Tokenization And Statelessness Drive Context Management And Unit Economics
Sources: 1 • Confidence: Medium • Updated: 2026-03-17 15:15
Key takeaways
- LLMs operate on integer tokens rather than words, and providers price and limit usage based on tokens processed per request.
- After an LLM emits a tool call, the harness extracts and executes it and then feeds the tool result back to the model in a follow-up prompt.
- Reasoning modes introduced in 2025 allocate extra time and tokens to generate intermediate problem-solving text before producing the final answer.
- In multimodal setups, vision inputs are converted into tokens and processed similarly to text rather than via a separate OCR step.
- Many coding agents expose numerous tools, including powerful tools that enable code execution such as Bash and Python runners.
Sections
Tokenization And Statelessness Drive Context Management And Unit Economics
- LLMs operate on integer tokens rather than words, and providers price and limit usage based on tokens processed per request.
- LLMs are stateless, so maintaining a conversation requires replaying the entire prior transcript in each new prompt.
- Providers charge for both input and output tokens, so longer conversations become more expensive as the input transcript grows.
- Chat interfaces can be implemented as specially formatted completion prompts that simulate a conversation.
- Providers may discount cached input tokens when a shared prompt prefix is reused soon after.
- Coding agents often avoid modifying earlier conversation content to maximize token-cache reuse efficiency.
Agent Architecture As Orchestration (Harness + System Prompt + Tools + Loop)
- After an LLM emits a tool call, the harness extracts and executes it and then feeds the tool result back to the model in a follow-up prompt.
- Coding agents typically prepend a hidden system prompt that instructs the model how to behave and how to use tools, and it can be very long.
- A coding agent is a software harness around an LLM that extends it using hidden prompts and callable tools.
- In an agent, tools are functions exposed by the harness that the LLM can invoke using a specified calling format embedded in its output.
- A large portion of a coding agent can be described as an LLM plus a system prompt plus tools running in a loop.
Capability Knobs And Tradeoffs (Reasoning Effort, Latency, Cost, Debugging Utility)
- Reasoning modes introduced in 2025 allocate extra time and tokens to generate intermediate problem-solving text before producing the final answer.
- Many coding agents let users adjust the reasoning effort level to encourage more computation on harder problems.
- Reasoning is particularly helpful for debugging because it supports navigating complex code paths while interleaving tool calls to trace issues.
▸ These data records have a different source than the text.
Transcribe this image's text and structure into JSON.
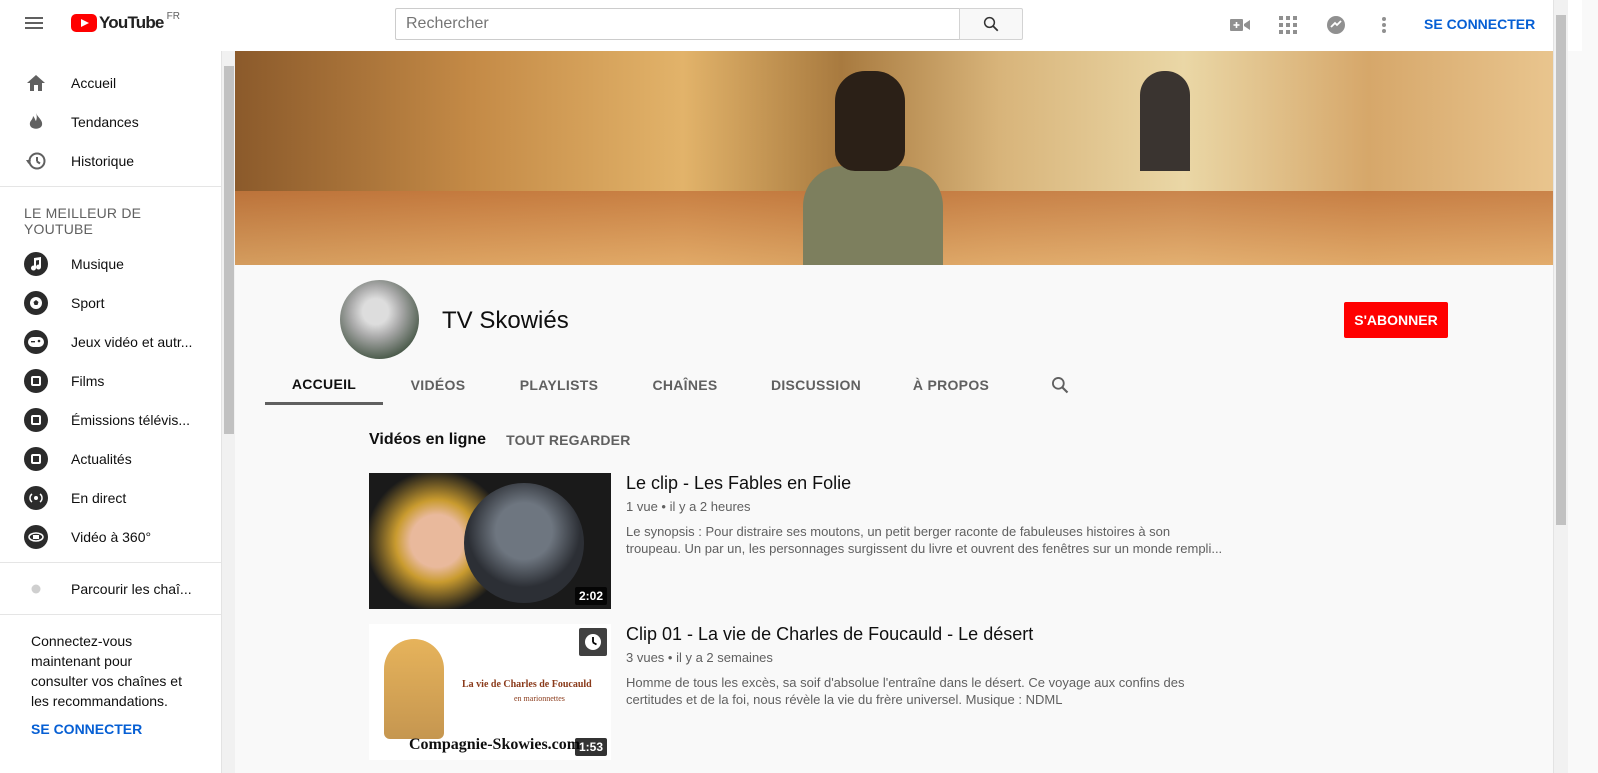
{
  "header": {
    "logo_text": "YouTube",
    "country": "FR",
    "search_placeholder": "Rechercher",
    "signin": "SE CONNECTER"
  },
  "sidebar": {
    "main": [
      {
        "label": "Accueil",
        "icon": "home-icon"
      },
      {
        "label": "Tendances",
        "icon": "fire-icon"
      },
      {
        "label": "Historique",
        "icon": "history-icon"
      }
    ],
    "section_title": "LE MEILLEUR DE YOUTUBE",
    "best": [
      {
        "label": "Musique",
        "icon": "music-icon"
      },
      {
        "label": "Sport",
        "icon": "sport-icon"
      },
      {
        "label": "Jeux vidéo et autr...",
        "icon": "gaming-icon"
      },
      {
        "label": "Films",
        "icon": "film-icon"
      },
      {
        "label": "Émissions télévis...",
        "icon": "tv-icon"
      },
      {
        "label": "Actualités",
        "icon": "news-icon"
      },
      {
        "label": "En direct",
        "icon": "live-icon"
      },
      {
        "label": "Vidéo à 360°",
        "icon": "360-icon"
      }
    ],
    "browse": "Parcourir les chaî...",
    "connect_text": "Connectez-vous maintenant pour consulter vos chaînes et les recommandations.",
    "connect_link": "SE CONNECTER"
  },
  "channel": {
    "name": "TV Skowiés",
    "subscribe": "S'ABONNER",
    "tabs": [
      "ACCUEIL",
      "VIDÉOS",
      "PLAYLISTS",
      "CHAÎNES",
      "DISCUSSION",
      "À PROPOS"
    ]
  },
  "shelf": {
    "title": "Vidéos en ligne",
    "see_all": "TOUT REGARDER",
    "videos": [
      {
        "title": "Le clip - Les Fables en Folie",
        "meta": "1 vue • il y a 2 heures",
        "description": "Le synopsis : Pour distraire ses moutons, un petit berger raconte de fabuleuses histoires à son troupeau. Un par un, les personnages surgissent du livre et ouvrent des fenêtres sur un monde rempli...",
        "duration": "2:02"
      },
      {
        "title": "Clip 01 - La vie de Charles de Foucauld - Le désert",
        "meta": "3 vues • il y a 2 semaines",
        "description": "Homme de tous les excès, sa soif d'absolue l'entraîne dans le désert. Ce voyage aux confins des certitudes et de la foi, nous révèle la vie du frère universel. Musique : NDML",
        "duration": "1:53",
        "thumb_text_1": "La vie de Charles de Foucauld",
        "thumb_text_2": "en marionnettes",
        "thumb_text_3": "Compagnie-Skowies.com"
      }
    ]
  },
  "colors": {
    "red": "#ff0000",
    "link_blue": "#065fd4"
  }
}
Multimodal Inputs Treated As Tokens; Implications For Cost/Latency Budgeting
- In multimodal setups, vision inputs are converted into tokens and processed similarly to text rather than via a separate OCR step.
Risk Surface Expands With Code-Execution Tools
- Many coding agents expose numerous tools, including powerful tools that enable code execution such as Bash and Python runners.
Unknowns
- What are the concrete token pricing schedules, context window limits, and tokenization behaviors (including for images) for the providers/models relevant to the intended deployments?
- Under what exact conditions do providers apply cached-token discounts, and what is the realized cache hit rate in typical coding-agent sessions?
- How do different context-management strategies (full replay, summarization, retrieval/memory) affect task success, cost, and failure modes in long agent sessions?
- What is the real-world reliability of tool-call parsing/execution loops (parse errors, tool misuse, cascading failures), and which observability metrics best detect these issues early?
- What sandboxing/permission models are in place for code-execution tools, and what is the incident rate for destructive commands, data exfiltration, or credential leakage?